Making it Work: UCD’s Pearlabs makes giant leap in microscopy | Business Post

2021-12-27 08:33:22 By : Ms. Katherine Xu

Physics professor’s method of viewing cells in real time without harming them improves on methods awarded a Nobel prize in 2014

Microscopy, the practice of using microscopes to view objects that can’t be seen with the naked eye, has advanced significantly over the last 15 years.

Biological samples can now be observed at subcellular level, offering new insight into the workings of individual cells and even molecules.

But there’s a problem: nobody has developed a solution that allows scientists to use higher resolution imaging and at the same time view objects in real time. Some technologies are even destructive to cell samples.

And this is where Pearlabs comes in. The imaging technology company, recently spun out of University College Dublin (UCD), has created a microchip-based system that allows users to view objects far beyond the diffraction limit of light.

The company, founded by Dominic Zerulla, a professor at the school of physics in UCD, believes its invention could surpass existing best practice in microscopy, improving on methods that were awarded a Nobel prize in 2014. In the process, Pearlabs hopes to transform the understanding of processes such as cell signalling and cell proliferation in cancer.

The idea for Pearlabs came about after Zerulla, an expert in plasmonics and nano-optics, had a “eureka” moment one day in the laboratory.

“He had this moment when he thought: what if we could use the properties of plasmonics – short range, electromagnetic rays – as a quasi-light source for microscopes? He realised quickly that it could provide a solution to a big problem in microscopy,” Jurgen Osing, Pearlabs’ commercial lead, said.
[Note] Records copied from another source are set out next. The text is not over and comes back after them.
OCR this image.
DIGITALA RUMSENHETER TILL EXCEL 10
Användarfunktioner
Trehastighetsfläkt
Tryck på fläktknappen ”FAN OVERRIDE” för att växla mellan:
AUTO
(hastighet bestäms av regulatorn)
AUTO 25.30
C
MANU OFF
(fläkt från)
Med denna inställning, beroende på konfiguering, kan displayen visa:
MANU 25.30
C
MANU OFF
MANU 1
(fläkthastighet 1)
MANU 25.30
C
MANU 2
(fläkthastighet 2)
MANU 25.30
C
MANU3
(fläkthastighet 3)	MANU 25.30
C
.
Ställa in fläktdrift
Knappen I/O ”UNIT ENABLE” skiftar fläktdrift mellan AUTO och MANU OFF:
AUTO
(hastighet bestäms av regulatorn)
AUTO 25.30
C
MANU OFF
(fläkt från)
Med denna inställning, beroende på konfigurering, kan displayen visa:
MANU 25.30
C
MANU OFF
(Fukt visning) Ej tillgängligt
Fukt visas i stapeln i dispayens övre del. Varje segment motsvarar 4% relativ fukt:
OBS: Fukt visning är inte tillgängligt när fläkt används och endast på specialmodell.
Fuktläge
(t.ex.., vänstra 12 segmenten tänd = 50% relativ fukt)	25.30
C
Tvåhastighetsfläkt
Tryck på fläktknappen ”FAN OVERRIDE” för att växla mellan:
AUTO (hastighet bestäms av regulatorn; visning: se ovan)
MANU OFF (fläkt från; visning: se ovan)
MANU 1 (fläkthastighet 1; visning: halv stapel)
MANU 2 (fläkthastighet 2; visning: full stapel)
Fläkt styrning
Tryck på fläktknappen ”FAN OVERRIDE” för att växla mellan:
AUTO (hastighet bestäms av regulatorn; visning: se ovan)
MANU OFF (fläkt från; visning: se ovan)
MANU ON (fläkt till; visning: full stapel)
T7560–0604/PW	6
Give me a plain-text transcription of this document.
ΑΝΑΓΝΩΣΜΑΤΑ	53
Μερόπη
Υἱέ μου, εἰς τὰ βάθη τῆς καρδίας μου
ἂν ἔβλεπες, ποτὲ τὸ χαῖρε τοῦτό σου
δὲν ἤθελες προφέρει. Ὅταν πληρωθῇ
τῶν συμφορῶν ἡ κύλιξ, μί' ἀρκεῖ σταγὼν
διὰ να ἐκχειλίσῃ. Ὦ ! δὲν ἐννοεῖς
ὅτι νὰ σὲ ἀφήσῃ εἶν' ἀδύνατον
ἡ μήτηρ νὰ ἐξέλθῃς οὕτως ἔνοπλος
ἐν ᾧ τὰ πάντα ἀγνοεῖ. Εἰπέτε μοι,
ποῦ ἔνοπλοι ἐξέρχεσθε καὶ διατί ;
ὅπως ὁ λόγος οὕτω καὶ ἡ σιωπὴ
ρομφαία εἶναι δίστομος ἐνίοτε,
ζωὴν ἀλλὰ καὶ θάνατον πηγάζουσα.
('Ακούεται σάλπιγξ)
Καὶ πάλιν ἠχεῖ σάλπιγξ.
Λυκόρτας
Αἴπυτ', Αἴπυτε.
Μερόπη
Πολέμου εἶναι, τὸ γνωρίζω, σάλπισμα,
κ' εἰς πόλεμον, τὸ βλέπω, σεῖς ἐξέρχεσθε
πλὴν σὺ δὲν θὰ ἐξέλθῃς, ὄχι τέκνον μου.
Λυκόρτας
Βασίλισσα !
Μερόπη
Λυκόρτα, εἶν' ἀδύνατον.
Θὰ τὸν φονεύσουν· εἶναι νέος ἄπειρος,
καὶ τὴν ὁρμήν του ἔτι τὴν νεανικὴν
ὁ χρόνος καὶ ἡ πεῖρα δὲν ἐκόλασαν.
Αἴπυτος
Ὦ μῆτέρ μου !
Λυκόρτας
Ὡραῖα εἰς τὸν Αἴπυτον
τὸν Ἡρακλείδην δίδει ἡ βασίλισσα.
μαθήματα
“To understand disease mechanisms, you want to see what’s happening at the subcellular, molecular level, and you want to do it on a continuous basis with real-time imaging. But it hasn’t been possible to combine those two things until now. The technology that Professor Zerulla developed can do both. You can see in front of your eyes how subcellular particles are moving, how cells communicate with each other.”

Pearlabs has already developed a lab-based prototype which Osing said looked “very promising”. “We can image structures with the resolution down to 20 nanometres, and that’s only with what are essentially home-manufactured nano-emitters.”

Now the firm, which recently won the Viewers’ Choice Award at Enterprise Ireland’s Big Ideas conference, is seeking €1 million in funding to help bring its product to market.

“We have a great prototype, but our next milestone is developing a minimum viable product that we can bring to scientists and have it validated for real biological systems imaging,” Osing said.

“We have to get this optical chip technology developed to a proper semiconductor process, and we’re talking to a number of semiconductor companies to achieve that in the next 18 to 24 months.”

In the medium term, Pearlabs hopes to work on a B2B basis, charging microscope equipment manufacturers for the use of its “imaging engine” which can be integrated into lab microscopes.

It might only be at the outset of its journey, but Pearlabs expects to become a fully fledged commercial entity within the next year. It plans to hire five full-time staff next year and double that the following year.

“In year five we hope to have up to 25 or 30 employees,” Osing said.